Are pundits above scrutiny?

“You’re sitting there with people like Richard Keys and they’re trying to sell something that’s not there. Anytime I watch a game on television, I have to turn the commentators off. They say ‘he’s playing well’ and I’m thinking ‘no, he’s not’. My advice to anyone is don’t listen to the experts, Just watch the game and gather your own opinions.”

Last week Roy Keane publicly verbalised a conversation that every football fan has when the football is rolling on the box. Every household echoes screams of “shut it” or “what crap” as the commentators try to explain the action on the field. But the papers milked the story, the headline writers having a field day, from “Keane savages ‘brainwashing’ television pundits” in the Telegraph to “I hate all TV footie pundits” in The Sun. But after the buzz relented, the question of accountability in the media is a subject which remains virtually taboo.

Every aspect of football nowadays gets subjected to analysis, more analysis, criticism and then usually a P45. Whether that relates to under-performing big time charlies whose own fans start turning on them for their perceived lack of effort, or luckless managers who are heckled with a chorus of boos after a poor run of results. And the spotlight shines further, catching directors of football, board members, chairmen, the governing bodies and even the fans themselves.

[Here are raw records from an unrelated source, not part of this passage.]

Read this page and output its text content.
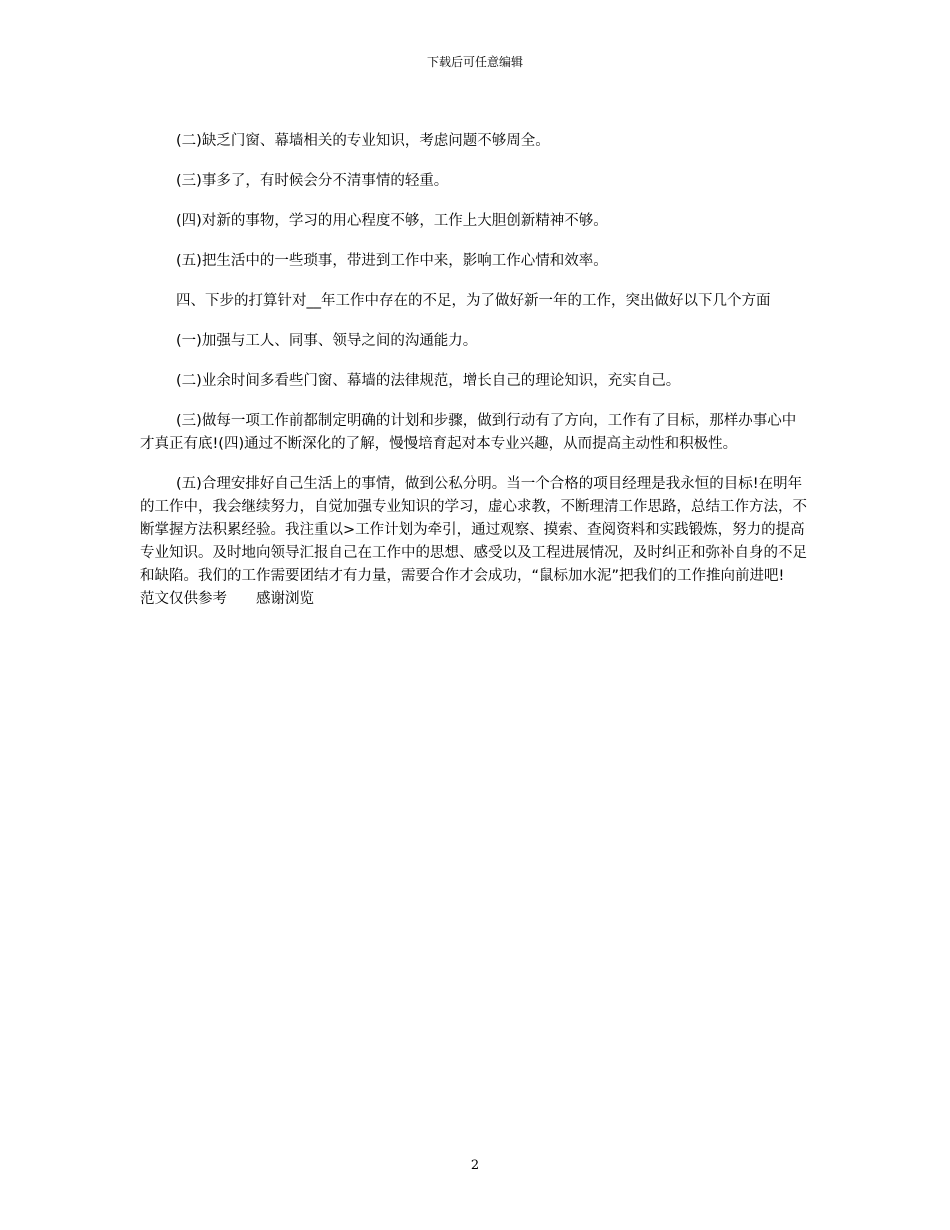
下载后可任意编辑

(二)缺乏门窗、幕墙相关的专业知识，考虑问题不够周全。

(三)事多了，有时候会分不清事情的轻重。

(四)对新的事物，学习的用心程度不够，工作上大胆创新精神不够。

(五)把生活中的一些琐事，带进到工作中来，影响工作心情和效率。

四、下步的打算针对__年工作中存在的不足，为了做好新一年的工作，突出做好以下几个方面

(一)加强与工人、同事、领导之间的沟通能力。

(二)业余时间多看些门窗、幕墙的法律规范，增长自己的理论知识，充实自己。

(三)做每一项工作前都制定明确的计划和步骤，做到行动有了方向，工作有了目标，那样办事心中才真正有底!(四)通过不断深化的了解，慢慢培育起对本专业兴趣，从而提高主动性和积极性。

(五)合理安排好自己生活上的事情，做到公私分明。当一个合格的项目经理是我永恒的目标!在明年的工作中，我会继续努力，自觉加强专业知识的学习，虚心求教，不断理清工作思路，总结工作方法，不断掌握方法积累经验。我注重以>工作计划为牵引，通过观察、摸索、查阅资料和实践锻炼，努力的提高专业知识。及时地向领导汇报自己在工作中的思想、感受以及工程进展情况，及时纠正和弥补自身的不足和缺陷。我们的工作需要团结才有力量，需要合作才会成功，“鼠标加水泥”把我们的工作推向前进吧!　　范文仅供参考　　感谢浏览

2
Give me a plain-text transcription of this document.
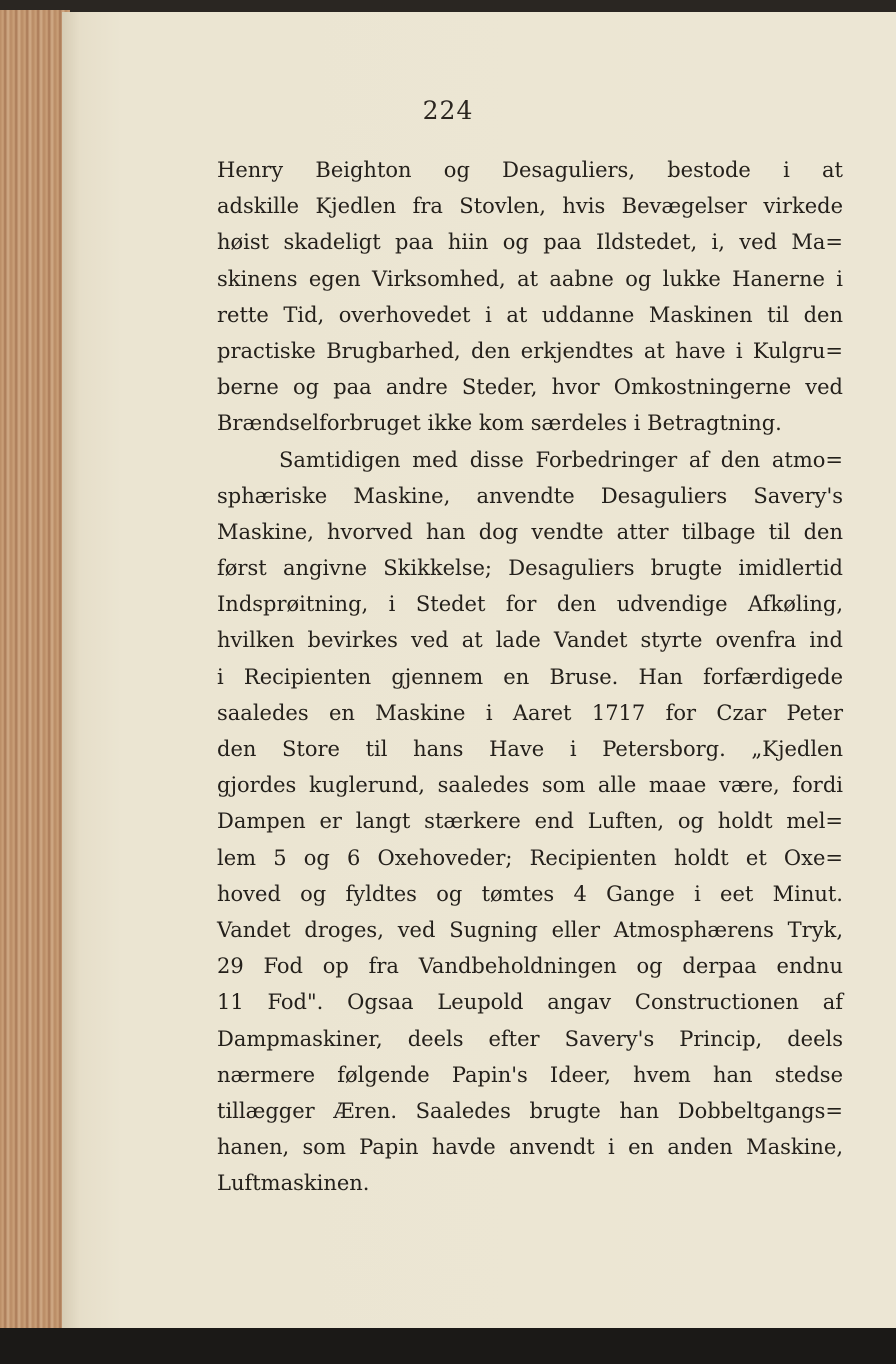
224
Henry Beighton og Desaguliers, bestode i at
adskille Kjedlen fra Stovlen, hvis Bevægelser virkede
høist skadeligt paa hiin og paa Ildstedet, i, ved Ma=
skinens egen Virksomhed, at aabne og lukke Hanerne i
rette Tid, overhovedet i at uddanne Maskinen til den
practiske Brugbarhed, den erkjendtes at have i Kulgru=
berne og paa andre Steder, hvor Omkostningerne ved
Brændselforbruget ikke kom særdeles i Betragtning.
Samtidigen med disse Forbedringer af den atmo=
sphæriske Maskine, anvendte Desaguliers Savery's
Maskine, hvorved han dog vendte atter tilbage til den
først angivne Skikkelse; Desaguliers brugte imidlertid
Indsprøitning, i Stedet for den udvendige Afkøling,
hvilken bevirkes ved at lade Vandet styrte ovenfra ind
i Recipienten gjennem en Bruse. Han forfærdigede
saaledes en Maskine i Aaret 1717 for Czar Peter
den Store til hans Have i Petersborg. „Kjedlen
gjordes kuglerund, saaledes som alle maae være, fordi
Dampen er langt stærkere end Luften, og holdt mel=
lem 5 og 6 Oxehoveder; Recipienten holdt et Oxe=
hoved og fyldtes og tømtes 4 Gange i eet Minut.
Vandet droges, ved Sugning eller Atmosphærens Tryk,
29 Fod op fra Vandbeholdningen og derpaa endnu
11 Fod". Ogsaa Leupold angav Constructionen af
Dampmaskiner, deels efter Savery's Princip, deels
nærmere følgende Papin's Ideer, hvem han stedse
tillægger Æren. Saaledes brugte han Dobbeltgangs=
hanen, som Papin havde anvendt i en anden Maskine,
Luftmaskinen.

The one group of people who appear draped in a blanket of immunity is the football media. It is inconceivable that a group of fans who are sick and tired of the same clap-trap, clichéd-nonsense could protest outside Sky towers looking for the head of the chairmen of the network. These personalities, however dull and wooden, seem appointed to a job for life when they get on the telly. It was be glorious if for once, one of these criminals who make our ears bleed every week got fired.

I have suggestions of the first people to go. David Pleat poisons the atmosphere whenever he opens his mouth, always bringing up tales of his days at Spurs when blah blah, yawn yawn happened. Poor Pleat cannot even hold back his Tottenham turrets when in print, as his tactical analysis of Hull v Man City in today’s Guardian remarked “After the interval, the Brazilian tracked wide whenever Garrido had the ball to stifle his threat. Brown instigated a similar tactical switch last month at Tottenham.”

How the English-Irishman, Mr. Tactics Truck himself, Andy Townsend is still on TV remains a mystery. And we can add to that list a host of new media personalities including Tim Sherwood, Jamie Redknapp and bore-me-to-death Alan Shearer.

But perhaps the worst pundit of them all is the Old Onion Bag, Tommy Smyth. The ESPN loudmouth has a ploy as cunning as Baldrick to pull off the greatest con in the world of football, managing to pull a salary as a commentator. Adopting the common tactic of spouting total tripe, Tommy injects his own twist by wrapping up his verbal bile in an Irish accent. Walla! It’s genius.

There are some gems who should be treasured. Andy Gray remains a top analyst, as does Alan Hansen. And perhaps the best commentators are now found on the airwaves alone, with the Guardian’s Football Weekly podcast an essential listen every Monday and Thursday, spearheaded by the evergreen James Richardson and the matter-of-fact sourpuss, Barry Glendenning.

In the current climate, where many travel into work unsure of whether they will have a job at the end of the day, it would be welcomed if the standards of footballing punditry were held up to scrutiny. There needs to be more Eamon Dunphys, Gabriele Marcottis, Martin Samuels, Soccer Saturdays. Roy Keane is not alone in switching off the sound, and those who cannot deliver should be cast aside.